The good news is that experiments of the sort being conducted in the Berkley/UW/NYU project are springing up on a smaller scale around the world. There is some hope for big change in academic culture if a lot of different people at a lot of different institutions experiment, learn, and create small changes that can grow together as they bump into one another.
... you wake groggily at 5:30 on a Sunday morning. You lie in bed, half awake, as your mind begins designing a new class session for your compiler course. You never go back to sleep.
Before you rise, you have a new reading assignment, an opening exercise asking your students to write a short assembly language program, and two larger in-class exercises aimed at helping them make a good start on their compiler's run-time system.
This is a thorny topic. It's been bothering you. Now, you have a plan.
My university is hosting an on-campus day to recruit HS students and transfer students today. At a day like this, I usually visit with one or two potential majors and chat with one or two others who might be interested in a CS or programming class. All are usually men.
Today was unusual.
Eight people visited the department to learn about the major.
I spoke with three people who intend to major in other areas, such as accounting and physics, and want to take a minor in CS.
I spoke with a current English major here is set to graduate in May but now is thinking about employability and considering picking up a second degree in CS.
I spoke with three female students who are interested in CS. These include the English major and a student who has taken several advanced math courses at a good private school nearby, really likes them, and is thinking of combining math and CS in a major here.
The third is a high school freshman who has taken taken all the tech courses available at her schools, helps the tech teacher with the schools computers, and wants to learn more. She told me, "I just think it would be cool to write programs and make things happen."
Some recruiting days are better than others. This is one.
I love this passage by Mark Dominus in Overlapping Intervals:
This was yet another time when I felt slightly foolish as I wrote the automated tests, assuming that the time and effort I spent on testing this trivial function would be time and effort thrown away on nothing -- and then they detected a real fault. Someday perhaps I'll stop feeling foolish writing tests for functions like this one; until then, many cases just like this one will help me remember that I must write the tests even though I feel foolish doing it.
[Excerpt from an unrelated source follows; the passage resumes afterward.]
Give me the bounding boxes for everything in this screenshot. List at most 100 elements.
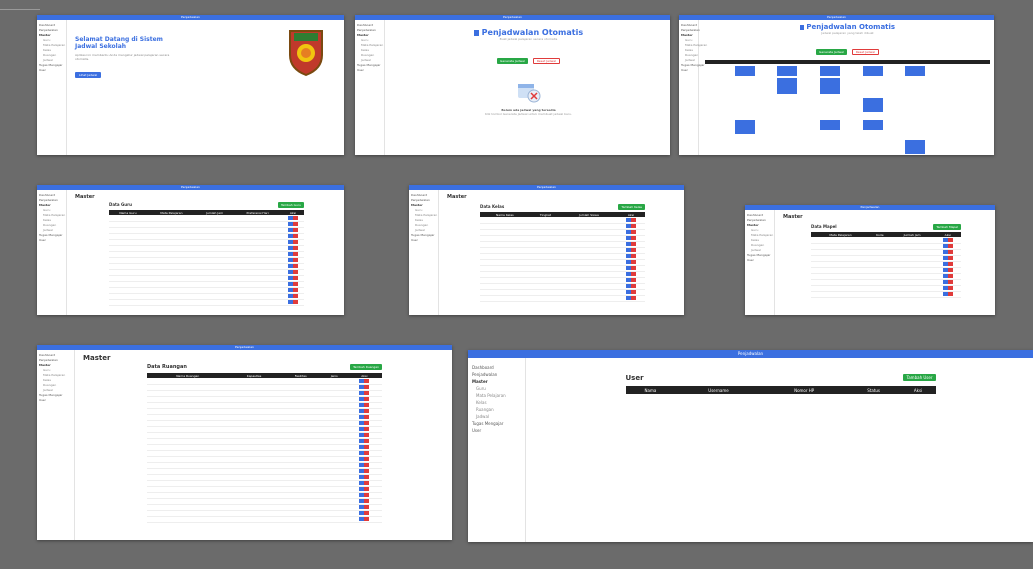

Even excellent programmers feel silly writing tests sometimes. But they also benefit from writing them. Dominus was saved here by his test-writing habit, or by his sense of right and wrong.
Helping students develop that habit or that moral sense is a challenge. Even so, I rarely come across a situation where my students or I write or run too many tests. I regular encounter cases where we write or run too few.
Dominus's blog entry also a great passage on a larger lesson from that coding experience. In the end, his clever solution to a tricky problem results not from "just thinking" but from deeper thought: from "applying carefully-learned and practiced technique". That's an important form of thinking, too.